The importance of muscle mass in predicting intradialytic hypotension in patients undergoing maintenance hemodialysis

Affiliations
  • 1Division of Nephrology, Department of Internal Medicine, Seoul National University Bundang Hospital, Seongnam, Republic of Korea
  • 2Department of Laboratory Medicine, Seoul National University Bundang Hospital, Seongnam, Republic of Korea
  • 3Choi’s Medical Clinic, Suwon, Republic of Korea
  • 4Gojan Myeong Internal Medicine Clinic, Ansan, Republic of Korea
  • 5Division of Nephrology, Department of Internal Medicine, Ajou University Hospital, Suwon, Republic of Korea
  • 6Department of Internal Medicine, Ajou University School of Medicine, Suwon, Republic of Korea
  • 7Division of Nephrology, Department of Internal Medicine, Seoul National University Hospital, Seoul, Republic of Korea
  • 8Division of Nephrology, Department of Internal Medicine, Seoul National University Bundang Hospital, Seongnam, Republic of Korea
  • 9Department of Internal Medicine, Seoul National University College of Medicine, Seoul, Republic of Korea
  • 10Medical Research Collaborating Center, Seoul National University Bundang Hospital, Seongnam, Republic of Korea
  • 11Department of Public Health Science, School of Public Health, Seoul National University, Seoul, Republic of Korea

Abstract

Background
Patients undergoing hemodialysis are susceptible to sarcopenia.
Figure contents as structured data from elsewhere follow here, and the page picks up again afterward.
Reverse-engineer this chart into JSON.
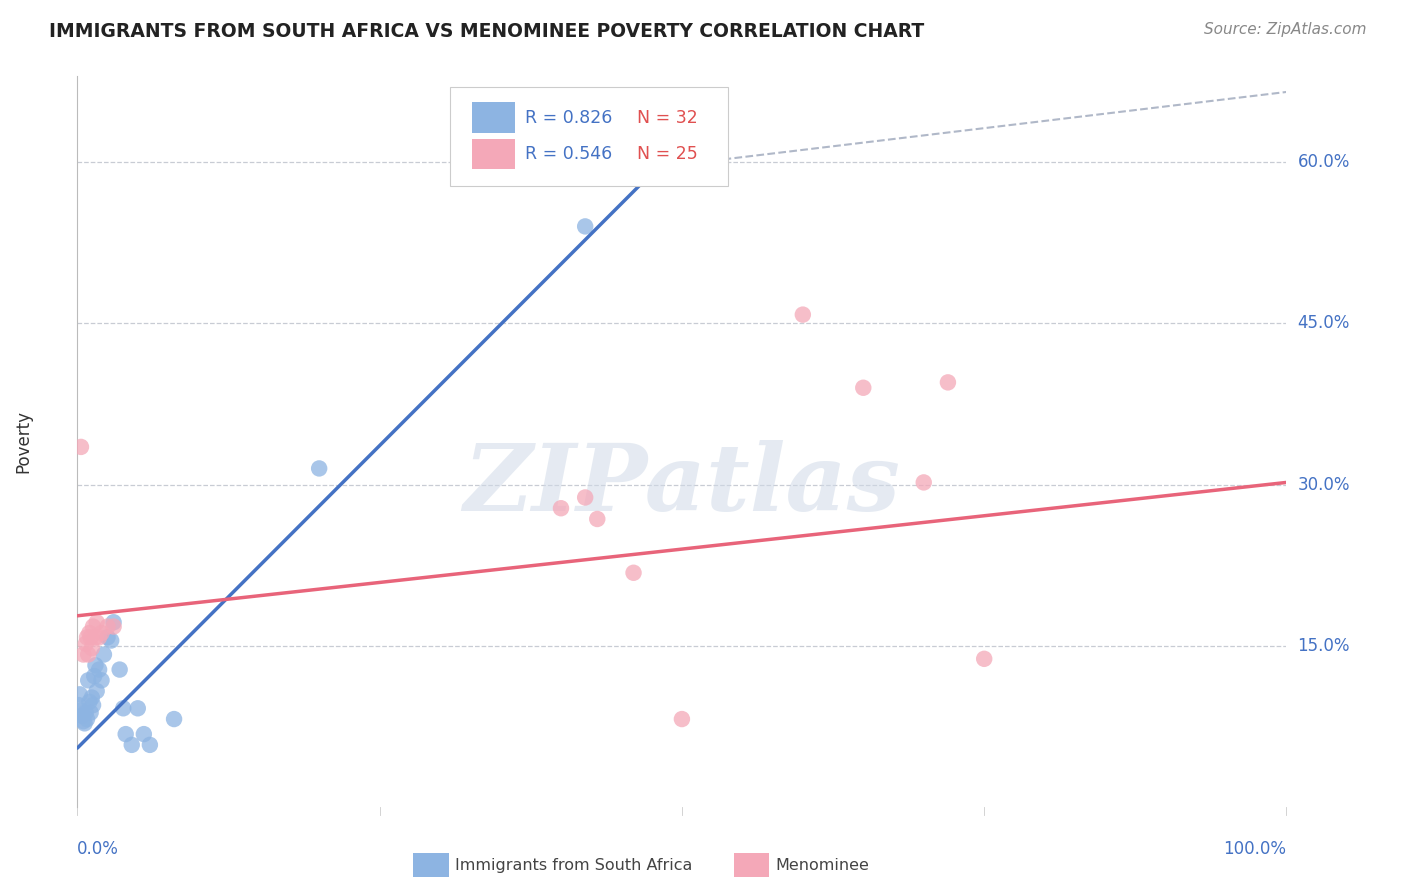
{
  "title": "IMMIGRANTS FROM SOUTH AFRICA VS MENOMINEE POVERTY CORRELATION CHART",
  "source": "Source: ZipAtlas.com",
  "ylabel": "Poverty",
  "y_ticks": [
    0.15,
    0.3,
    0.45,
    0.6
  ],
  "y_tick_labels": [
    "15.0%",
    "30.0%",
    "45.0%",
    "60.0%"
  ],
  "xlim": [
    0.0,
    1.0
  ],
  "ylim": [
    0.0,
    0.68
  ],
  "legend_labels_bottom": [
    "Immigrants from South Africa",
    "Menominee"
  ],
  "watermark": "ZIPatlas",
  "blue_scatter": [
    [
      0.001,
      0.095
    ],
    [
      0.002,
      0.105
    ],
    [
      0.003,
      0.09
    ],
    [
      0.004,
      0.085
    ],
    [
      0.005,
      0.08
    ],
    [
      0.006,
      0.078
    ],
    [
      0.007,
      0.088
    ],
    [
      0.008,
      0.082
    ],
    [
      0.009,
      0.118
    ],
    [
      0.01,
      0.098
    ],
    [
      0.011,
      0.088
    ],
    [
      0.012,
      0.102
    ],
    [
      0.013,
      0.095
    ],
    [
      0.014,
      0.122
    ],
    [
      0.015,
      0.132
    ],
    [
      0.016,
      0.108
    ],
    [
      0.018,
      0.128
    ],
    [
      0.02,
      0.118
    ],
    [
      0.022,
      0.142
    ],
    [
      0.025,
      0.158
    ],
    [
      0.028,
      0.155
    ],
    [
      0.03,
      0.172
    ],
    [
      0.035,
      0.128
    ],
    [
      0.038,
      0.092
    ],
    [
      0.04,
      0.068
    ],
    [
      0.045,
      0.058
    ],
    [
      0.05,
      0.092
    ],
    [
      0.055,
      0.068
    ],
    [
      0.06,
      0.058
    ],
    [
      0.08,
      0.082
    ],
    [
      0.2,
      0.315
    ],
    [
      0.42,
      0.54
    ]
  ],
  "pink_scatter": [
    [
      0.003,
      0.335
    ],
    [
      0.005,
      0.142
    ],
    [
      0.007,
      0.152
    ],
    [
      0.008,
      0.158
    ],
    [
      0.009,
      0.142
    ],
    [
      0.01,
      0.162
    ],
    [
      0.011,
      0.158
    ],
    [
      0.012,
      0.148
    ],
    [
      0.013,
      0.168
    ],
    [
      0.015,
      0.158
    ],
    [
      0.016,
      0.172
    ],
    [
      0.018,
      0.158
    ],
    [
      0.02,
      0.162
    ],
    [
      0.025,
      0.168
    ],
    [
      0.03,
      0.168
    ],
    [
      0.4,
      0.278
    ],
    [
      0.42,
      0.288
    ],
    [
      0.43,
      0.268
    ],
    [
      0.46,
      0.218
    ],
    [
      0.5,
      0.082
    ],
    [
      0.6,
      0.458
    ],
    [
      0.65,
      0.39
    ],
    [
      0.7,
      0.302
    ],
    [
      0.72,
      0.395
    ],
    [
      0.75,
      0.138
    ]
  ],
  "blue_line_x": [
    0.0,
    0.48
  ],
  "blue_line_y": [
    0.055,
    0.595
  ],
  "pink_line_x": [
    0.0,
    1.0
  ],
  "pink_line_y": [
    0.178,
    0.302
  ],
  "dashed_line_x": [
    0.48,
    1.0
  ],
  "dashed_line_y": [
    0.595,
    0.665
  ],
  "blue_color": "#4472c4",
  "pink_color": "#e8647a",
  "blue_scatter_color": "#8db4e2",
  "pink_scatter_color": "#f4a8b8",
  "dashed_color": "#b0b8c8",
  "background_color": "#ffffff",
  "grid_color": "#c8ccd4",
  "legend_R1": "R = 0.826",
  "legend_N1": "N = 32",
  "legend_R2": "R = 0.546",
  "legend_N2": "N = 25",
  "R_color": "#4472c4",
  "N_color": "#e05050"
}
As intracellular reservoirs of water, skeletal muscles are important contributors to intradialytic hypotension. This study was designed to determine the role of skeletal muscle mass in intradialytic hypotension. Methods: In a cross-sectional study, the body composition of 177 patients was measured immediately after hemodialysis using bioelectrical impedance analysis. The parameters measured were skeletal muscle mass, intracellular and extracellular water contents, total body water, and cell-membrane functionality (in phase angle at 50 kHz). Data from laboratory tests, chest radiography, measurements of handgrip strength and mid-arm circumference, and questionnaires were collected. The main outcome was intradialytic hypotension, defined as more than two episodes of hypotension (systolic blood pressure of <90 mmHg) with intervention over the 3 months following enrollment. Logistic regression models including each parameter related to sarcopenia were compared with a clinical model. Results: Patients with a low ratio of skeletal muscle mass to dry body weight (SMM/WT) had a higher rate of intradialytic hypotension (40.7%). Most low-SMM/WT patients were female, obese, diabetic, and had a lower handgrip strength compared with the other patients. In the high-SMM/WT group, the risk of intradialytic hypotension was lower, with an odds ratio of 0.08 (95% confidence interval [CI], 0.02–0.28) and adjusted odds ratio of 0.06 (95% CI, 0.01–0.29). Conclusion: Measurement and maintenance of skeletal muscle can help prevent intradialytic hypotension in frail patients undergoing hemodialysis.